Toutes les exploitations dites "IED" devaient, avant février 2019, déposer un dossier dit de réexamen. Le dernier tableau de bord national montre que le retard accumulé a du mal à se résorber, malgré les multiples relances faites auprès des éleveurs. Petit rappel du contexte, des échéances et des enjeux.

Les États membres ont adopté en 2010 la directive IED portant sur les émissions polluantes (IED pour "Industrial Emissions Directive"), rénovant celle de 1996. Les activités concernées, essentiellement industrielles, sont nombreuses et parmi elles figure l’élevage au-delà de certains seuils : plus de 750 truies ou 2 000 porcs +30 kg ou 40 000 emplacements volailles.
Cette directive, apparentée à notre réglementation nationale "installations classées", s’appuie sur une approche dite "intégrée" de la prévention des pollutions émises (notamment dans l’air et l’eau) et définit en quelque sorte les conditions d’exploitation que doivent respecter les activités soumises, conditionnant ainsi leur permis d’exploiter. Elle constitue notamment un des outils déployés pour la préservation de la qualité de l’air.
Un cadre européen
Cette approche intégrée repose entre autres sur la mise en œuvre des meilleures techniques disponibles (MTD), issues d’un catalogue européen dénommé "BREF élevage", recensant ces techniques avec leurs performances et leurs conditions de mise en œuvre. Âprement négocié avec les représentants des pouvoirs publics et des scientifiques du secteur concerné, chaque pays a tenu à faire valoir les spécificités des techniques présentes sur son territoire (mode de logement des animaux, d’alimentation, de traitement, de gestion des effluents…). À noter que certaines techniques disposent de niveaux d’émission associés (NEA) à ne pas dépasser. C’est le cas notamment de l’ammoniac (NH3) ainsi que l’excrétion d’azote et de phosphore, constituant en quelque sorte une obligation de résultat appliquée à chaque exploitation concernée. Mais au-delà de cette notion, les IED conduisent d’abord à une obligation de moyens, exigeant pour février 2021 la mise en œuvre des MTD, la tenue d’un certain nombre de registres (consommations, déchets…) et la réalisation de bilans annuels visant à évaluer les émissions dans l’air (Gerep) et les effluents (BRS).
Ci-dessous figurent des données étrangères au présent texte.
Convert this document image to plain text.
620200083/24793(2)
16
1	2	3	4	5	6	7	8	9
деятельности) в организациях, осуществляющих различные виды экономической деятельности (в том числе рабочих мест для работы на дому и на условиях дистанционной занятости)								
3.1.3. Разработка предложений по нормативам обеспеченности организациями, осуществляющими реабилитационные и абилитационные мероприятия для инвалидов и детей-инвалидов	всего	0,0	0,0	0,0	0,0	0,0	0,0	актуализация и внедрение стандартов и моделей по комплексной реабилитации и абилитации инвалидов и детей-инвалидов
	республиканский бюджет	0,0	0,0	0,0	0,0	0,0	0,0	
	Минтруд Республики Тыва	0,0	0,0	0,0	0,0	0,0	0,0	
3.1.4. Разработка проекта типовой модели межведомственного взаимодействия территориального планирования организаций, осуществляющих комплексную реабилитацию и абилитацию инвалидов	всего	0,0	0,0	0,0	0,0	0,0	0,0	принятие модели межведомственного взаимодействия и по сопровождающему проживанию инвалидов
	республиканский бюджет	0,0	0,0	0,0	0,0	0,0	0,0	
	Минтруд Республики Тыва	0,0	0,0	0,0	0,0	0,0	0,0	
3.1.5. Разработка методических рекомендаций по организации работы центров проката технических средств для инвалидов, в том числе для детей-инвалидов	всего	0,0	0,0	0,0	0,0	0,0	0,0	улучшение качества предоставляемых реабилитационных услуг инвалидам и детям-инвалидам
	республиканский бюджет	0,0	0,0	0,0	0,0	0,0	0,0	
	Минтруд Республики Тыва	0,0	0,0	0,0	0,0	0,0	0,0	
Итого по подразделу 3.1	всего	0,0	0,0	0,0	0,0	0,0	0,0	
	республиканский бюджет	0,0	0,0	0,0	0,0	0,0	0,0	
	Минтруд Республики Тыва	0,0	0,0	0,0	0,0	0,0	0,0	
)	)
Nombre d'exploitations sont en mesure de respecter les fameux MTD et NEA... mais encore faut-il le démontrer.
À peine 60 % de dossiers déposés en Bretagne
Les 3 131 exploitations agricoles IED françaises sont pour les trois quarts des élevages avicoles dont une large majorité en volailles chair ; en Bretagne la répartition des 1 512 exploitations concernées est quelque peu similaire avec une proportion porcine toutefois un peu plus élevée (environ 30 %). La France a décidé d’accompagner le déploiement de cette réglementation par une étape dite de réexamen qui prévoyait de réaliser avant février 2019 un état des lieux complet sur chaque exploitation, permettant de se positionner et de programmer les éventuelles modifications à apporter afin d’être conforme en février 2021. Le tableau de bord produit par les pouvoirs publics montre que nous sommes encore loin du compte avec encore quasiment 40 % de dossiers non déposés en Bretagne (1). Même si les exploitations avicoles sont plus nombreuses, on peut souligner qu’en production porcine le retard est encore plus marqué puisqu’à peine la moitié des dossiers est déposée.
Les enjeux
Le premier des enjeux est, pour chaque exploitation concernée, de vérifier qu’en 2021 elle sera bien en mesure de respecter les fameuses MTD. Dans le cas contraire, la directive prévoit que le permis d’exploiter pourrait être remis en cause. Il ne faut probablement pas minorer ce risque car les autres bassins de production, selon le niveau de mise en œuvre chez eux, pourraient très bien dénoncer une certaine distorsion de concurrence. L’enjeu qualité de l’air étant relativement central dans ce dossier, il convient aussi de prendre en compte les risques de contentieux dans ce domaine, au regard des objectifs retenus pour la France et qu’elle a du mal à respecter.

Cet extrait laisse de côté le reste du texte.